A braccio, mi cita versi di Derek Walcott («Tempo verrà in cui, con esultanza, saluterai te stesso arrivato alla tua porta, nel tuo proprio specchio, e ognuno sorriderà al benvenuto dell’altro, e dirà: Siedi qui. Mangia. Amerai di nuovo lo straniero che era il tuo Io»), versi di Pasolini (da «Alì dagli occhi azzurri», una vera profezia che lui evocò in scena con “Clan+destini”: «Sbarcheranno a Crotone o a Palmi, a milioni, vestiti di stracci asiatici, e di camicie americane. Subito i Calabresi diranno, come da malandrini a malandrini: “Ecco i vecchi fratelli, coi figli e il pane e formaggio!”»), parla della Medea di Alvaro (anche quella messa in scena, “trapiantata” a Firenze, così come i suoi studi su Brunelleschi – perché l’architettura è come la parola, e l’armonia dei numeri regge entrambe – e diventati un docu visibile su RaiPlay, ora torneranno qui, perché l’arte è scambio fecondo).
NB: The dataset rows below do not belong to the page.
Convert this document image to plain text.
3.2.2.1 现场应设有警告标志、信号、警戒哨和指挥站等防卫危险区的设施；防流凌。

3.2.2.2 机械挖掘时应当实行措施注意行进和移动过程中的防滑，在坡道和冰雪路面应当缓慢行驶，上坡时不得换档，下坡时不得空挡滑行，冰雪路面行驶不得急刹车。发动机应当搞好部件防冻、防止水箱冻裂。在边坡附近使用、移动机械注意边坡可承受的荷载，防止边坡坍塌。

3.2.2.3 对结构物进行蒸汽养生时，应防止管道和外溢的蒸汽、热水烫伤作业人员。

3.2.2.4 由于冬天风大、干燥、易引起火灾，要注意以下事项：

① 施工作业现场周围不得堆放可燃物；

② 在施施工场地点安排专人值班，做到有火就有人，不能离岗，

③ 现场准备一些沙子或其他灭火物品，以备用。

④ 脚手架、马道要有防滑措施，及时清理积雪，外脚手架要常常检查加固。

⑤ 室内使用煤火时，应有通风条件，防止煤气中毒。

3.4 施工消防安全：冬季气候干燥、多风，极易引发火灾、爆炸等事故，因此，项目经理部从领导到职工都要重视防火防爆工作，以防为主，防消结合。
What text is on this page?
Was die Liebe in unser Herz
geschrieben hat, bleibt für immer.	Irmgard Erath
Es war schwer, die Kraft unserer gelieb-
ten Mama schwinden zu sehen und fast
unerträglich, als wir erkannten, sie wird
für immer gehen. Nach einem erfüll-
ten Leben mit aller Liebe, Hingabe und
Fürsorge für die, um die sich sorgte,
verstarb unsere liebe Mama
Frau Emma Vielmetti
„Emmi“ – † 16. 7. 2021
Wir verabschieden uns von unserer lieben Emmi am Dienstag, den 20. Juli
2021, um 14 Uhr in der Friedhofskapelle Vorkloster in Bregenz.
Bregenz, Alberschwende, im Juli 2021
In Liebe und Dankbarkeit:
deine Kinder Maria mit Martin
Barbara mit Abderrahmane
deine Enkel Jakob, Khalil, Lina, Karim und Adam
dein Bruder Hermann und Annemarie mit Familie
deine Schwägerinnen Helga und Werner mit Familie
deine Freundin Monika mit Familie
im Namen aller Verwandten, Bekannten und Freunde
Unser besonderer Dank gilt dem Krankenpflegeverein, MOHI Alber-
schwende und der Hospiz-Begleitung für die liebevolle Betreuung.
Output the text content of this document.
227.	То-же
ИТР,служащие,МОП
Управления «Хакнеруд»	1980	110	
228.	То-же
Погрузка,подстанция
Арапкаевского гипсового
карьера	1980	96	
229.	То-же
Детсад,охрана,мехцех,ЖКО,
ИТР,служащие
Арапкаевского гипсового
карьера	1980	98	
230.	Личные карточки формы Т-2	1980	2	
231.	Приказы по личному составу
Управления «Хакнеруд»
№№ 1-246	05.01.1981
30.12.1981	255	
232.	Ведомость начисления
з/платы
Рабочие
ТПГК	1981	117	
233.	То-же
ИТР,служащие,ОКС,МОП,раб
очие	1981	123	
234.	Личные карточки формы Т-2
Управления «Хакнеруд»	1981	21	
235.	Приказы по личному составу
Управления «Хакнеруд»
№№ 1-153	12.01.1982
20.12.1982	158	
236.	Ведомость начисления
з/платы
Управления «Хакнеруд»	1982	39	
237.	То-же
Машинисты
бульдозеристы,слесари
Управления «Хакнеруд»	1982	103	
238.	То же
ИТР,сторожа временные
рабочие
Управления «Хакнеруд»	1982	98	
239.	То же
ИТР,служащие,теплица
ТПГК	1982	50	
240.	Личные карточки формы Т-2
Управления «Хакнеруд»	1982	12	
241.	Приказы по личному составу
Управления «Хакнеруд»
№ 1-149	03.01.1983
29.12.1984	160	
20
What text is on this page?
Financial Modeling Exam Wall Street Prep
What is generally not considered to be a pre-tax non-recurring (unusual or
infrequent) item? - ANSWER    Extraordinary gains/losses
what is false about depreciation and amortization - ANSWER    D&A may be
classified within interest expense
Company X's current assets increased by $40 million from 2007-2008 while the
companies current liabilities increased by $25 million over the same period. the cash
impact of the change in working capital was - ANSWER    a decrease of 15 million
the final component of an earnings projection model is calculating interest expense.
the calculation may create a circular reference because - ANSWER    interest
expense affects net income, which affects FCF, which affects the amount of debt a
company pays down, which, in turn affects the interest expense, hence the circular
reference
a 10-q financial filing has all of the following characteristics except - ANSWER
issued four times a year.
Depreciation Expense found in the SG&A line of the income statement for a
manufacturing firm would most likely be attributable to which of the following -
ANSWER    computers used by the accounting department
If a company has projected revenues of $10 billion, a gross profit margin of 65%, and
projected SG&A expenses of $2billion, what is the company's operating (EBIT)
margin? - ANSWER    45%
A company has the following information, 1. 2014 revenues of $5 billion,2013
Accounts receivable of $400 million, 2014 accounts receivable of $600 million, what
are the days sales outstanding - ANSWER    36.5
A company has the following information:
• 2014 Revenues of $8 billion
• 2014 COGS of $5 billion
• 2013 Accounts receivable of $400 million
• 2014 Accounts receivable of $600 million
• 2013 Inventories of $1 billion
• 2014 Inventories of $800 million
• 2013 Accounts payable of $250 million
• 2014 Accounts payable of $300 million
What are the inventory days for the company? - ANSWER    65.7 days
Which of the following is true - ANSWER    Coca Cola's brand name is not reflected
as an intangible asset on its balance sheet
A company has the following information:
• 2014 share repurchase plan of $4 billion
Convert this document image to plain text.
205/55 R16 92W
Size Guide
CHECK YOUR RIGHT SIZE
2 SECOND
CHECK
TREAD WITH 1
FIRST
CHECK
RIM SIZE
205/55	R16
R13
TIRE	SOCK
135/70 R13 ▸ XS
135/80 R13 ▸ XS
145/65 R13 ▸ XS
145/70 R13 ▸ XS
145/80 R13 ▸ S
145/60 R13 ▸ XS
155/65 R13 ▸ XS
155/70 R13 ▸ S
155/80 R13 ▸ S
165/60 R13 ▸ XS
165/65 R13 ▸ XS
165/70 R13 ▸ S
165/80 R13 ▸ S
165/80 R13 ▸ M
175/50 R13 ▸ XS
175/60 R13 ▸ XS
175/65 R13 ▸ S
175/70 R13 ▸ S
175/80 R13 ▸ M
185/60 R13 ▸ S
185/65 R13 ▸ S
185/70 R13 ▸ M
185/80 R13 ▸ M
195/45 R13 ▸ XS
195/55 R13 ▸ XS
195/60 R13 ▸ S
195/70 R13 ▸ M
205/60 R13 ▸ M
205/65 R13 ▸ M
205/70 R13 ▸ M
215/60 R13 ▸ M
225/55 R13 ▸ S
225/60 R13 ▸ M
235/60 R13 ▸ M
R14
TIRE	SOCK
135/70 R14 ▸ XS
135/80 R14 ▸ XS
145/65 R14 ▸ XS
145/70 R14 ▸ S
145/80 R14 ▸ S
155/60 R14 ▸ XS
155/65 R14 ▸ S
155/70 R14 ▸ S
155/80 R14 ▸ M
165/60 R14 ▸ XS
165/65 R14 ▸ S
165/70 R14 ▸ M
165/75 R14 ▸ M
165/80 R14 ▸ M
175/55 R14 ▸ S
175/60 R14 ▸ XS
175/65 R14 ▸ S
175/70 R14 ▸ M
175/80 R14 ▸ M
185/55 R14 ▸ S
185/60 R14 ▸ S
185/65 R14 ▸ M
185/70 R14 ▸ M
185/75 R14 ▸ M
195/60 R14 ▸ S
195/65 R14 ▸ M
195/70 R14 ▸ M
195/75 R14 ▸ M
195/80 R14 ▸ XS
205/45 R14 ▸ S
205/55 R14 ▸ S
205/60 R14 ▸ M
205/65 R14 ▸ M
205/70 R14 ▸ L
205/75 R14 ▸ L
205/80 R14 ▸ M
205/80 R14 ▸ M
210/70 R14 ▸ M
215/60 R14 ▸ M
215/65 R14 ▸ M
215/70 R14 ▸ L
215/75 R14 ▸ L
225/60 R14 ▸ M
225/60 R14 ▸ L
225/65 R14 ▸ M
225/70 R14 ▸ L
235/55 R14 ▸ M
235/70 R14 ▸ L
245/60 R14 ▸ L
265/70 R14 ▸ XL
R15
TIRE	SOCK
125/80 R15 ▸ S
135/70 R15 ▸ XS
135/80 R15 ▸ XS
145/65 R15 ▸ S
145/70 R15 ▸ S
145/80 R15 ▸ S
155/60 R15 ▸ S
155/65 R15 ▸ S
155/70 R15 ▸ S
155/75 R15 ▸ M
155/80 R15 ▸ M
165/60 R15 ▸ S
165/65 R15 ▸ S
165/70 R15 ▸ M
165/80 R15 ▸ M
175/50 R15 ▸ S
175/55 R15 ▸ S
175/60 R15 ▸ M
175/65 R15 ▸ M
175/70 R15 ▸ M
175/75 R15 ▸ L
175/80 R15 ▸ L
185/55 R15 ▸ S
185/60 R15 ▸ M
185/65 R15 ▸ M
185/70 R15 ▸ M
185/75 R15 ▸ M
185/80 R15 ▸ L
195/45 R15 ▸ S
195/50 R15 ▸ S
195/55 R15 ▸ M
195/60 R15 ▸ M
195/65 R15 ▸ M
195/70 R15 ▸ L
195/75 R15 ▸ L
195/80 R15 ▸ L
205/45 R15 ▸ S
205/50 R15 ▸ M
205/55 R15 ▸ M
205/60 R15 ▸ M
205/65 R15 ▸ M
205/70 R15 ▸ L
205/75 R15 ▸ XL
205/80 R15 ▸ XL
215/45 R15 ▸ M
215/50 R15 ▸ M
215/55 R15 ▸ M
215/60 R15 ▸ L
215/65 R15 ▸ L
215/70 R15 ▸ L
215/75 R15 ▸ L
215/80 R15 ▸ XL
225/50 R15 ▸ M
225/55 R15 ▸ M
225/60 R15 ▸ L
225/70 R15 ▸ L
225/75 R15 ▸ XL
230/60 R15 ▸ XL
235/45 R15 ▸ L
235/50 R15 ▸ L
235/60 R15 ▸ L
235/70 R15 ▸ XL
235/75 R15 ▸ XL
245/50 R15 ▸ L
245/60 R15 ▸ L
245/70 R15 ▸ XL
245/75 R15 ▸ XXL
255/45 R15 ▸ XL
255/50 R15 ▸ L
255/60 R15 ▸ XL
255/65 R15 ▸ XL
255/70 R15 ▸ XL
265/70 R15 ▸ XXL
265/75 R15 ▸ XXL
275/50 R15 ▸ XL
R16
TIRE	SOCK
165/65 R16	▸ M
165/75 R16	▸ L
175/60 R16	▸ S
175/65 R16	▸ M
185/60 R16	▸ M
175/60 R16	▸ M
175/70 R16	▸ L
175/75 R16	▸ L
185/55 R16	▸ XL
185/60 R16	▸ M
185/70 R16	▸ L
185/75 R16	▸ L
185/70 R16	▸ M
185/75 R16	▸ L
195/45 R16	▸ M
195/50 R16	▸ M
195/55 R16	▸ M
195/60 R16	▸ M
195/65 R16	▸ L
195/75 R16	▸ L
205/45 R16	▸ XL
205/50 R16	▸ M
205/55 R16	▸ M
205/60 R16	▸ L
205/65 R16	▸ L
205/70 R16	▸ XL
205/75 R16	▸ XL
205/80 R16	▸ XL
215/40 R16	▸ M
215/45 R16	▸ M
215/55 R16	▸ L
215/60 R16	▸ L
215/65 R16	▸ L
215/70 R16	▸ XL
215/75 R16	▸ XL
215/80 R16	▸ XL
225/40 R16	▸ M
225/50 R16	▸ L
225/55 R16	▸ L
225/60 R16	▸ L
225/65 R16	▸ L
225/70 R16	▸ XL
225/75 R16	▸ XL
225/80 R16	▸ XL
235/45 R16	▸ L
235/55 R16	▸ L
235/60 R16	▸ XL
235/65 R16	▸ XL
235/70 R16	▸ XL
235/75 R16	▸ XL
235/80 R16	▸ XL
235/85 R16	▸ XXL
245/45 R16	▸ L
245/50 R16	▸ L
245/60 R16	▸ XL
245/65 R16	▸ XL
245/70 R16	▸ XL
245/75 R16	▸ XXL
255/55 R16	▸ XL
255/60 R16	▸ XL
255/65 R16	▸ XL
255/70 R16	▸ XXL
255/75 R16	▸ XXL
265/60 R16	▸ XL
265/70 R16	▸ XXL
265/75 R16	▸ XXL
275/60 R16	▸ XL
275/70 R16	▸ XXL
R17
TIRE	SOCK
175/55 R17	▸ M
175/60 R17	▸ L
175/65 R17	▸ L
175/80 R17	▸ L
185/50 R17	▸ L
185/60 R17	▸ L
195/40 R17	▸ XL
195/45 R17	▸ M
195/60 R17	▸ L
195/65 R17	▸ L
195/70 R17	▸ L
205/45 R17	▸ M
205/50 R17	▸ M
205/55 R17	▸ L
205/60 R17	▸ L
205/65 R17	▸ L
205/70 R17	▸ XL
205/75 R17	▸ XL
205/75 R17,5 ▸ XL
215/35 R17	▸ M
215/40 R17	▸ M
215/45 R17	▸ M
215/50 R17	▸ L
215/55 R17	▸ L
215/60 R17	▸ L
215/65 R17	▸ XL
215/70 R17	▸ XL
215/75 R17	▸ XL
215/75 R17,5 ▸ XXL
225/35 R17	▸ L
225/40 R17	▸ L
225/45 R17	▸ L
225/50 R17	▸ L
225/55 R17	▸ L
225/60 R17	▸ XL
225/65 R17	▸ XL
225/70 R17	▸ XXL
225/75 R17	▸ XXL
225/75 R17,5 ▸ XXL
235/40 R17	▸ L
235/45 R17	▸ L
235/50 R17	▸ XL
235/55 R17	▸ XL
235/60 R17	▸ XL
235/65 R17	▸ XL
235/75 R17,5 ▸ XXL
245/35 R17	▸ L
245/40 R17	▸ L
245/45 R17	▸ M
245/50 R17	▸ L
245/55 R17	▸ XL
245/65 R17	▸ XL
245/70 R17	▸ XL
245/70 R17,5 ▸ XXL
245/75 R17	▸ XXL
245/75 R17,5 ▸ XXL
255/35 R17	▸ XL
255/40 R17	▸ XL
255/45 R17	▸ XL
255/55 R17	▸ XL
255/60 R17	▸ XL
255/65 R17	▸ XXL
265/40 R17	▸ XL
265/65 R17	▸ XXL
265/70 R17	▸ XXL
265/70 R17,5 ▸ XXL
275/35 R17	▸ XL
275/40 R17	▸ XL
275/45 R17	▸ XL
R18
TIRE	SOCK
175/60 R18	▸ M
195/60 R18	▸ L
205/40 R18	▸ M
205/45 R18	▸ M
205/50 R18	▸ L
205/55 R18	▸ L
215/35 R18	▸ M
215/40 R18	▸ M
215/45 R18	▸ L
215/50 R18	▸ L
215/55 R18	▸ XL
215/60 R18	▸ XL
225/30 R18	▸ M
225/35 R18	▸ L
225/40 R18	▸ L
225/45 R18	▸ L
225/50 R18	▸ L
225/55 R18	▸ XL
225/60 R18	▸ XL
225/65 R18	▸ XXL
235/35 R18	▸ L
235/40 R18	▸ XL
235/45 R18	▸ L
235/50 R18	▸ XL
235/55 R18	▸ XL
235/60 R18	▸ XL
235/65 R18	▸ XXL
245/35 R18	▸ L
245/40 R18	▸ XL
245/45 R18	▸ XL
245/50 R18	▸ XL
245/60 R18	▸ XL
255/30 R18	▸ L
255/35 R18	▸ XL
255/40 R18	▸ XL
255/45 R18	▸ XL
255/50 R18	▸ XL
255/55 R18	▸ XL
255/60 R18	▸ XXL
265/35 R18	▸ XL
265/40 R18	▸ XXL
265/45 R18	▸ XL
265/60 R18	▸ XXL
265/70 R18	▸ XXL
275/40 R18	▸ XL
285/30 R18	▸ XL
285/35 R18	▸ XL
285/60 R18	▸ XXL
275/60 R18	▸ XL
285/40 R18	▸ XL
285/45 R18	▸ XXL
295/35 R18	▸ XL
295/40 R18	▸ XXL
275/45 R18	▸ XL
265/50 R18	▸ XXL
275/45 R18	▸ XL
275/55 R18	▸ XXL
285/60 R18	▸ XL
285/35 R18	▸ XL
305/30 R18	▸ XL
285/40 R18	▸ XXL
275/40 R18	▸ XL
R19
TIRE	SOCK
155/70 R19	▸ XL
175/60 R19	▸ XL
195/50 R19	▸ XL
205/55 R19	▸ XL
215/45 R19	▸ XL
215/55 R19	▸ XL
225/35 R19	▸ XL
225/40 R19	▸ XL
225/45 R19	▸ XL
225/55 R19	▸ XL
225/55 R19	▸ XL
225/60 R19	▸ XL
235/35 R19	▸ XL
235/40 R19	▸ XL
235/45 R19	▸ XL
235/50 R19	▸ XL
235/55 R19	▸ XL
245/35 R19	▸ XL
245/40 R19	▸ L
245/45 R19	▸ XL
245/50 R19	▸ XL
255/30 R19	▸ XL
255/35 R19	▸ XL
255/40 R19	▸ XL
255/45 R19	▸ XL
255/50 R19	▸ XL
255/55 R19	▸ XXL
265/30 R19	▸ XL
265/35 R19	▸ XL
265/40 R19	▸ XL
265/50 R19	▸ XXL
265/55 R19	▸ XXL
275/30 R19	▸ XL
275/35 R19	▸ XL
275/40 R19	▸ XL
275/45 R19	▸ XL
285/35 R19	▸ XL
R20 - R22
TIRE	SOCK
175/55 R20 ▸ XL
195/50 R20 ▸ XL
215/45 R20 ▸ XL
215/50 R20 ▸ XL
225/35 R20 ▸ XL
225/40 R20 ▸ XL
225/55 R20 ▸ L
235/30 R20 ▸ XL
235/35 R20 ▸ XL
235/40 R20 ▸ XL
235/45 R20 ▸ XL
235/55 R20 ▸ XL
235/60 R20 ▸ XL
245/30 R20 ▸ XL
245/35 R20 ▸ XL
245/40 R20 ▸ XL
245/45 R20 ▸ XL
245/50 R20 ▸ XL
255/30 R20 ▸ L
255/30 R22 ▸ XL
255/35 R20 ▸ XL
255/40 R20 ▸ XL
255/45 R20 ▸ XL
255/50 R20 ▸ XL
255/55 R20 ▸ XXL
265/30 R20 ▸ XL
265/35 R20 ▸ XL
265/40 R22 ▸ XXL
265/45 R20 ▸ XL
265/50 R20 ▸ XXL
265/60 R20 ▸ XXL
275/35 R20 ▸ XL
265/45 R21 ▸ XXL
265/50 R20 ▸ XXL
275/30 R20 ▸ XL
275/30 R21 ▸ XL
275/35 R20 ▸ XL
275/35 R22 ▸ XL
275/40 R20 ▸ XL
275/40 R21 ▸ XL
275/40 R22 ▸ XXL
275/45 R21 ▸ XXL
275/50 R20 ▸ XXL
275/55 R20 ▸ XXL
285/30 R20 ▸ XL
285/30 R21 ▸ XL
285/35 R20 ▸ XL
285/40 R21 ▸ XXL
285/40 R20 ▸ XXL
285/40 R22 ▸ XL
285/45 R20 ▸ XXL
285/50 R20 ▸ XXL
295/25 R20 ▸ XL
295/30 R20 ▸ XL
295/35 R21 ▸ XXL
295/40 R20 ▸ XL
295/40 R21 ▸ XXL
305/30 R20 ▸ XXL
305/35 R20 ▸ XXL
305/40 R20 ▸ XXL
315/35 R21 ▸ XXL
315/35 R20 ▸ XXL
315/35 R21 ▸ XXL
S’infervora sul suo nuovo progetto, «Nei borghi dell’avvenire» che vorrebbe rendere laboratorio diffuso, fuori alla centralità dei capoluoghi, ripartendo, dopo la pausa pandemica, dall’umano e dal rapporto tra l’umano e la natura, nella preziosa «incontaminazione della Calabria».
Ma i costi di questa performance?
«Si dovrebbe fare a costo zero: ciascuno arriva da sé. Vorrei iniziare di mattina, costruire in una giornata l’organizzazione di questo evento, che comincerebbe al pomeriggio. Una forma di autofinanziamento potremmo pensare, anche per un service che garantisca luce e suono».
E c’è un’altra cosa, che Cauteruccio vuole proporre a tutti noi, a chi volesse ascoltarlo: «Vorrei che tutti i reperti non venissero mandati al macero, ma conservati in un luogo affinché possano diventare attraverso l’opera di artisti una sorta di memoriale. Che diventi un urlo, una testimonianza materiale». Quegli oggetti fotografati e ripresi sulla spiaggia: i rottami, le scarpe, la tutina vuota, il biberon, le teste dei pupazzi. Una Spoon River degli oggetti – qualcosa del genere ha mostrato, venerdì scorso, nel suo accorato reportage, che come sempre scava dentro quello che tutti hanno già mostrato e ce lo mostra in forma nuova, Diego Bianchi a “Propaganda live”. La bellezza, la memoria: sono le fragili, potenti armi che abbiamo da millenni. Usiamole.